Padahal, keberhasilan kebijakan publik tidak diukur dari seberapa banyak proyek selesai diresmikan, melainkan sejauh mana kebijakan itu mampu menjawab kebutuhan dasar masyarakat. Ketika pembangunan kehilangan arah keberpihakan, di sanalah nilai keadilan sosial ikut terkubur bersama idealisme pelayanan publik.
Transparansi dan akuntabilitas anggaran kini menjadi tuntutan yang terus menggema dari berbagai lapisan masyarakat. Namun sejauh ini, pejabat publik tampak lebih lihai menyusun retorika daripada membuka data penggunaan dana publik secara terbuka. Rakyat seolah terus dipaksa percaya, meski kenyataan di depan mata menunjukkan sebaliknya—jalan rusak, proyek mangkrak, dan janji manis yang tak kunjung ditepati.

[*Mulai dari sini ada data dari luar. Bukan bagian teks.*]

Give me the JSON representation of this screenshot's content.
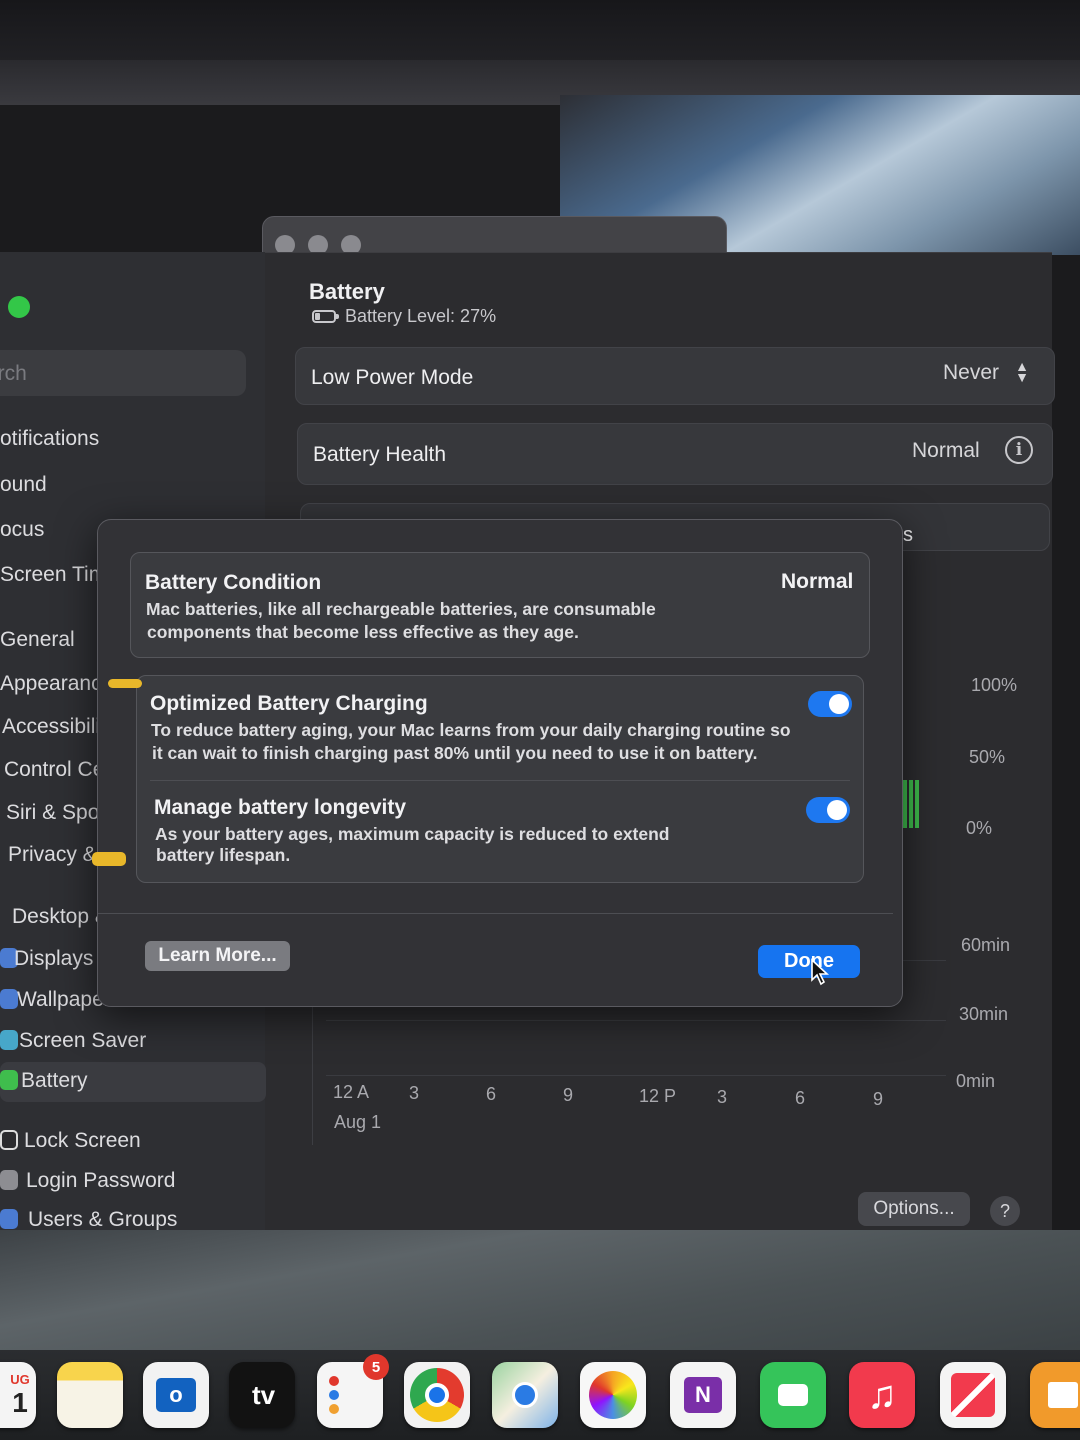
{
  "main": {
    "title": "Battery",
    "battery_level": "Battery Level: 27%",
    "low_power_mode": {
      "label": "Low Power Mode",
      "value": "Never"
    },
    "battery_health": {
      "label": "Battery Health",
      "value": "Normal"
    },
    "partial_row_suffix": "s",
    "chart": {
      "y_labels_top": [
        "100%",
        "50%",
        "0%"
      ],
      "y_labels_bottom": [
        "60min",
        "30min",
        "0min"
      ],
      "x_labels": [
        "12 A",
        "3",
        "6",
        "9",
        "12 P",
        "3",
        "6",
        "9"
      ],
      "date_label": "Aug 1"
    },
    "options_label": "Options...",
    "help_label": "?"
  },
  "sidebar": {
    "search_placeholder": "arch",
    "items": [
      "otifications",
      "ound",
      "ocus",
      "Screen Tim",
      "General",
      "Appearanc",
      "Accessibili",
      "Control Ce",
      "Siri & Spotl",
      "Privacy &",
      "Desktop &",
      "Displays",
      "Wallpaper",
      "Screen Saver",
      "Battery",
      "Lock Screen",
      "Login Password",
      "Users & Groups"
    ],
    "selected": "Battery"
  },
  "sheet": {
    "condition": {
      "title": "Battery Condition",
      "value": "Normal",
      "desc_line1": "Mac batteries, like all rechargeable batteries, are consumable",
      "desc_line2": "components that become less effective as they age."
    },
    "optimized": {
      "title": "Optimized Battery Charging",
      "desc_line1": "To reduce battery aging, your Mac learns from your daily charging routine so",
      "desc_line2": "it can wait to finish charging past 80% until you need to use it on battery.",
      "enabled": true
    },
    "longevity": {
      "title": "Manage battery longevity",
      "desc_line1": "As your battery ages, maximum capacity is reduced to extend",
      "desc_line2": "battery lifespan.",
      "enabled": true
    },
    "learn_more_label": "Learn More...",
    "done_label": "Done"
  },
  "dock": {
    "calendar_month": "UG",
    "calendar_day": "1",
    "tv_label": "tv",
    "reminders_badge": "5",
    "onenote_label": "N"
  },
  "colors": {
    "accent": "#1674f0",
    "toggle_on": "#1e78f0",
    "window_bg": "#2c2c2f",
    "sheet_bg": "#323236"
  }
}
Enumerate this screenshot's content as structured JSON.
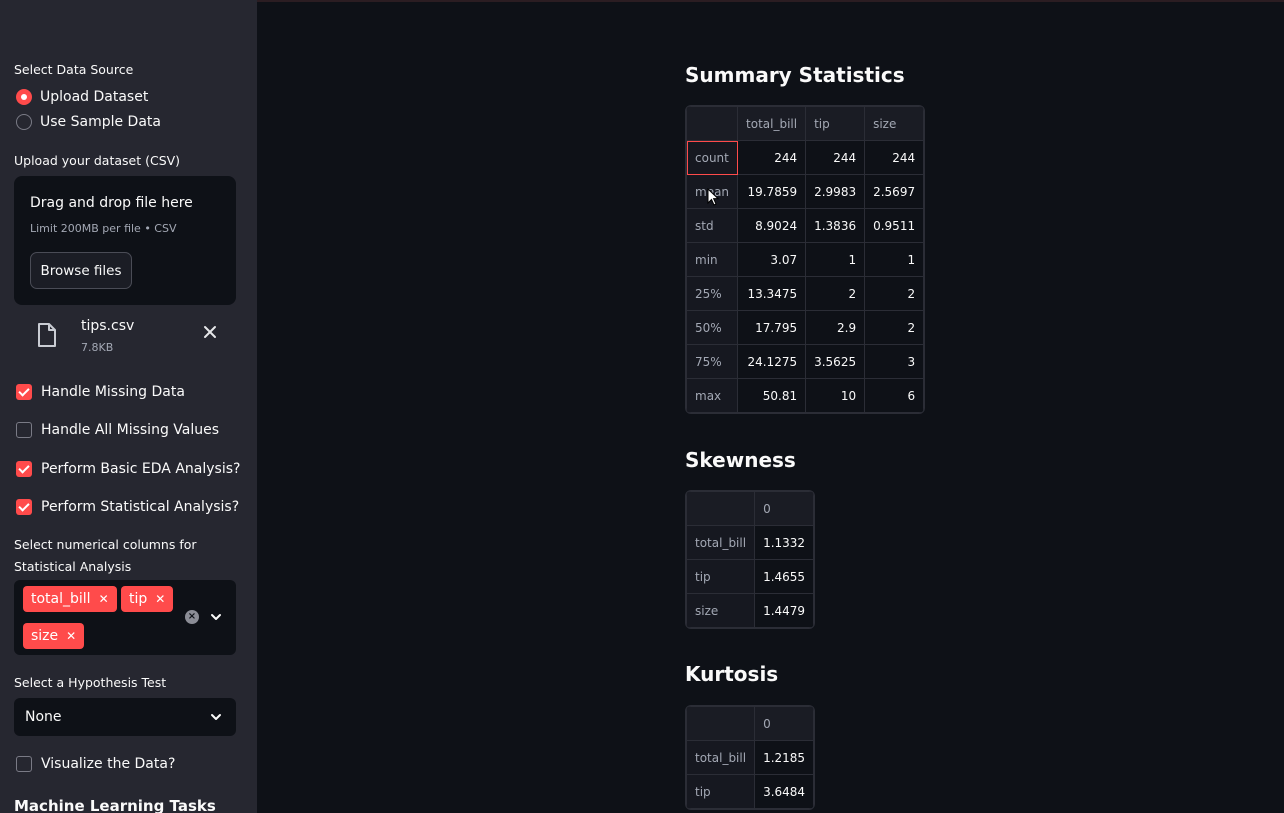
{
  "sidebar": {
    "data_source_label": "Select Data Source",
    "data_source_options": [
      {
        "label": "Upload Dataset",
        "selected": true
      },
      {
        "label": "Use Sample Data",
        "selected": false
      }
    ],
    "upload_label": "Upload your dataset (CSV)",
    "uploader": {
      "title": "Drag and drop file here",
      "limit": "Limit 200MB per file • CSV",
      "browse_label": "Browse files"
    },
    "file": {
      "name": "tips.csv",
      "size": "7.8KB"
    },
    "checkboxes": [
      {
        "label": "Handle Missing Data",
        "checked": true
      },
      {
        "label": "Handle All Missing Values",
        "checked": false
      },
      {
        "label": "Perform Basic EDA Analysis?",
        "checked": true
      },
      {
        "label": "Perform Statistical Analysis?",
        "checked": true
      }
    ],
    "columns_label": "Select numerical columns for Statistical Analysis",
    "selected_columns": [
      "total_bill",
      "tip",
      "size"
    ],
    "hypothesis_label": "Select a Hypothesis Test",
    "hypothesis_value": "None",
    "visualize_label": "Visualize the Data?",
    "visualize_checked": false,
    "ml_heading": "Machine Learning Tasks"
  },
  "main": {
    "summary_title": "Summary Statistics",
    "summary_table": {
      "columns": [
        "",
        "total_bill",
        "tip",
        "size"
      ],
      "rows": [
        [
          "count",
          "244",
          "244",
          "244"
        ],
        [
          "mean",
          "19.7859",
          "2.9983",
          "2.5697"
        ],
        [
          "std",
          "8.9024",
          "1.3836",
          "0.9511"
        ],
        [
          "min",
          "3.07",
          "1",
          "1"
        ],
        [
          "25%",
          "13.3475",
          "2",
          "2"
        ],
        [
          "50%",
          "17.795",
          "2.9",
          "2"
        ],
        [
          "75%",
          "24.1275",
          "3.5625",
          "3"
        ],
        [
          "max",
          "50.81",
          "10",
          "6"
        ]
      ]
    },
    "skewness_title": "Skewness",
    "skewness_table": {
      "columns": [
        "",
        "0"
      ],
      "rows": [
        [
          "total_bill",
          "1.1332"
        ],
        [
          "tip",
          "1.4655"
        ],
        [
          "size",
          "1.4479"
        ]
      ]
    },
    "kurtosis_title": "Kurtosis",
    "kurtosis_table": {
      "columns": [
        "",
        "0"
      ],
      "rows": [
        [
          "total_bill",
          "1.2185"
        ],
        [
          "tip",
          "3.6484"
        ]
      ]
    }
  },
  "colors": {
    "accent": "#ff4b4b",
    "sidebar_bg": "#262730",
    "main_bg": "#0e1117"
  }
}
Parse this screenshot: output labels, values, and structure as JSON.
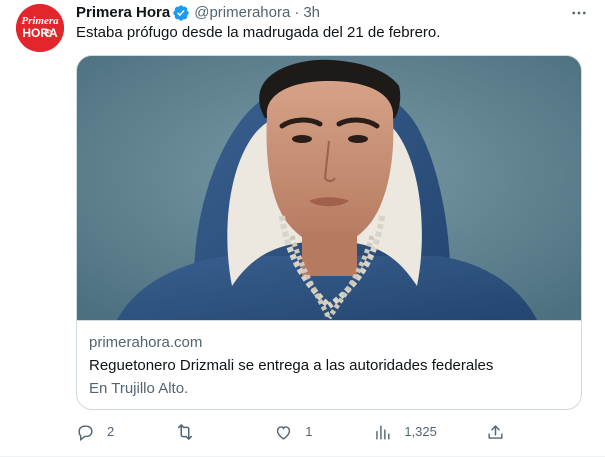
{
  "tweet": {
    "display_name": "Primera Hora",
    "handle": "@primerahora",
    "separator": "·",
    "time": "3h",
    "text": "Estaba prófugo desde la madrugada del 21 de febrero.",
    "avatar_brand_text_top": "Primera",
    "avatar_brand_text_bottom": "HORA"
  },
  "card": {
    "domain": "primerahora.com",
    "title": "Reguetonero Drizmali se entrega a las autoridades federales",
    "description": "En Trujillo Alto."
  },
  "actions": {
    "reply_count": "2",
    "retweet_count": "",
    "like_count": "1",
    "views_count": "1,325"
  },
  "colors": {
    "brand_red": "#e3262b",
    "verified_blue": "#1d9bf0",
    "text_primary": "#0f1419",
    "text_secondary": "#536471",
    "border": "#cfd9de",
    "image_background": "#5e8290"
  },
  "icons": {
    "verified": "verified-badge-icon",
    "more": "more-horizontal-icon",
    "reply": "reply-bubble-icon",
    "retweet": "retweet-icon",
    "like": "heart-icon",
    "views": "views-bar-chart-icon",
    "share": "share-upload-icon"
  }
}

Lebih ironis lagi, banyak kejanggalan yang terjadi di depan mata seolah tak tersentuh penegakan hukum. Praktik penyalahgunaan wewenang dan proyek titipan berjalan mulus atas nama pembangunan. Kekuasaan tampak begitu dominan, mengendalikan arah kebijakan demi kepentingan kelompok tertentu sambil berdalih “demi rakyat”.
Jika situasi ini terus dibiarkan, maka pembangunan hanya akan menjadi panggung kepalsuan: gemerlap di permukaan, rapuh di dalam. Rakyat yang mestinya menjadi subjek pembangunan justru terpinggirkan, menjadi penonton dari kebijakan yang dibuat atas nama mereka, namun tanpa mereka.
Kritik publik semestinya tidak dianggap sebagai ancaman, melainkan cermin bagi penguasa untuk meninjau ulang arah kebijakan. Sebab kekuasaan yang menolak dikoreksi hanyalah jalan lurus menuju kesalahan yang berulang—dan di sanalah nurani kepemimpinan diuji, apakah berpihak pada rakyat atau pada diri sendiri.[]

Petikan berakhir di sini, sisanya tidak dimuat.